= Intergovernmental Committee on Urban and Regional Research =

The Canadian Intergovernmental Committee on Urban and Regional Research (ICURR), located in Toronto, Ontario was established in 1968 following a Federal-Provincial Conference on Housing and Urban Development for the purpose of exchanging information between policy-makers on urban, rural and regional matters between provincial governments across Canada and at all levels of government. Not all provinces and territories were initially contributing members. In the late 1970s ICURR was formally established through an Order of Council with Ontario and Memorandums of Agreement between ICURR and the participating provinces and territories.

Presently, ICURR is funded by all Canadian provinces and territories, but it was formerly supported at the federal level as well by the Canada Mortgage and Housing Corporation (CMHC).

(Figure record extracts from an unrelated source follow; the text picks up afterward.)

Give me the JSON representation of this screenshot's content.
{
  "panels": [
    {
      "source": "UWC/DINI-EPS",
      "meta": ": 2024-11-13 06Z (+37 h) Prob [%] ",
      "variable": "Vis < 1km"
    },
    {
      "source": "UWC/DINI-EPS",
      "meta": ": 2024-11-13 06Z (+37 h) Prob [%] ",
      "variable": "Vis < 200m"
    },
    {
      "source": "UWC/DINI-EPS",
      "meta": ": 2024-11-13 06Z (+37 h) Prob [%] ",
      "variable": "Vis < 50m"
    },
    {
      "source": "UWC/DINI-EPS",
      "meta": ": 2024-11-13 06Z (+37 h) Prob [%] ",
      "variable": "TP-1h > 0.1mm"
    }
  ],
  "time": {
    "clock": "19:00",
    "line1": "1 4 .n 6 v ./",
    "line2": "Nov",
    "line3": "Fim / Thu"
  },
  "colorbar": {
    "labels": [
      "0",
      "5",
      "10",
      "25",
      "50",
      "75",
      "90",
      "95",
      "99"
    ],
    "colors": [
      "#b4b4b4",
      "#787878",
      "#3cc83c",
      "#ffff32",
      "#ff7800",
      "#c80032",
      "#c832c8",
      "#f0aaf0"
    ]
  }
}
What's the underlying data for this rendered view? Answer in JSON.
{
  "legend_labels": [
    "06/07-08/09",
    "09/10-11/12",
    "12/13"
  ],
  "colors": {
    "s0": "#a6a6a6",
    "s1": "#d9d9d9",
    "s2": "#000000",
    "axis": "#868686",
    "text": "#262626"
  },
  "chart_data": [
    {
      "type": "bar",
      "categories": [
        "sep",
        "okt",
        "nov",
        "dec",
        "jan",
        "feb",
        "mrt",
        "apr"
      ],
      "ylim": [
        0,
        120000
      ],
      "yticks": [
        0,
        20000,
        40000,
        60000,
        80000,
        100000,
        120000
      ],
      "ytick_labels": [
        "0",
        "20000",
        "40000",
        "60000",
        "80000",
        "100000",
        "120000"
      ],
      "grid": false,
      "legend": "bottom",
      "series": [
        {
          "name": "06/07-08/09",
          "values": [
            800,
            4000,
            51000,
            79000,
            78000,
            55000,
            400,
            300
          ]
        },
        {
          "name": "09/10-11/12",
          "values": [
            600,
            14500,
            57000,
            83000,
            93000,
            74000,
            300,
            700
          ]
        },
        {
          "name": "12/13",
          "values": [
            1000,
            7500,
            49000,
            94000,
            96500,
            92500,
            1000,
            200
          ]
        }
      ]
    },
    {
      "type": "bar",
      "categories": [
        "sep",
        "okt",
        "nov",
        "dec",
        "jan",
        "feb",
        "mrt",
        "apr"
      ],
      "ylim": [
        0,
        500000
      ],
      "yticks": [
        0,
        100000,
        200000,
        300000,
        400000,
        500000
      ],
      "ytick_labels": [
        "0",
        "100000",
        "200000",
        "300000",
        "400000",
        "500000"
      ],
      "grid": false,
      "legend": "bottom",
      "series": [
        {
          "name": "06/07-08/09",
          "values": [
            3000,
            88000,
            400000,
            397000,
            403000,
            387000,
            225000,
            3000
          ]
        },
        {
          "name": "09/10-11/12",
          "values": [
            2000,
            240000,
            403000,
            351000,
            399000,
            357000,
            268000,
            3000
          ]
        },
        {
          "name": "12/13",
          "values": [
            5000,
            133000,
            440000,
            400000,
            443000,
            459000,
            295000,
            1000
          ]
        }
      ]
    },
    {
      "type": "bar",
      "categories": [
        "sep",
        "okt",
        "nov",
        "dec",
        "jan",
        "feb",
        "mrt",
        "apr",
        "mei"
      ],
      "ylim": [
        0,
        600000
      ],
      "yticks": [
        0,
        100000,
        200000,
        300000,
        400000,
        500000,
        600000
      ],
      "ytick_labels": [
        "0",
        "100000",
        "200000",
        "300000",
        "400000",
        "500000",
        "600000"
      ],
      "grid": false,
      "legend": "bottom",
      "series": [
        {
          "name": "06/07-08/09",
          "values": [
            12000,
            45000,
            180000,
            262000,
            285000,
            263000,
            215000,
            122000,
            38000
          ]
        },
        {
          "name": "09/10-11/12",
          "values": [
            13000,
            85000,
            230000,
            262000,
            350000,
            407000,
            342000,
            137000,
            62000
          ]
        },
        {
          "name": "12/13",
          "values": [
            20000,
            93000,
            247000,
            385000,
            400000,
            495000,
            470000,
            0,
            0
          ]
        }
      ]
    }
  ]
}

The Committee provides support to Canadian local and regional governments through its Muniscope service. Current services include a lending library, focusing on local, regional and municipal government, governance, planning (urban, rural, environmental and regional), and housing, primarily in Canada, and research services for funding partners and subscribers.

In the past, ICURR independently produced and published research reports as well as collaborated on research reports with the Institute of Public Administrators of Canada (IPAC), the Federation of Canadian Municipalities (FCM) and the Canada Mortgage and Housing Corporation (CMHC).

ICURR also facilitates the planning and document management for the annual Meeting of Provincial and Territorial Ministers Responsible for Local Government in Canada.

As of April 1, 2011, the Canada Mortgage and Housing Corporation (CMHC) withdrew the federal government's share of the funding of ICURR. The provincial and territorial ministries responsible for local government continue to fund the organization; however, the mandate for ICURR changed. The organization merged with the Caucus of Senior Policy Officials to form the Provincial-Territorial Officials Committee on Local Government.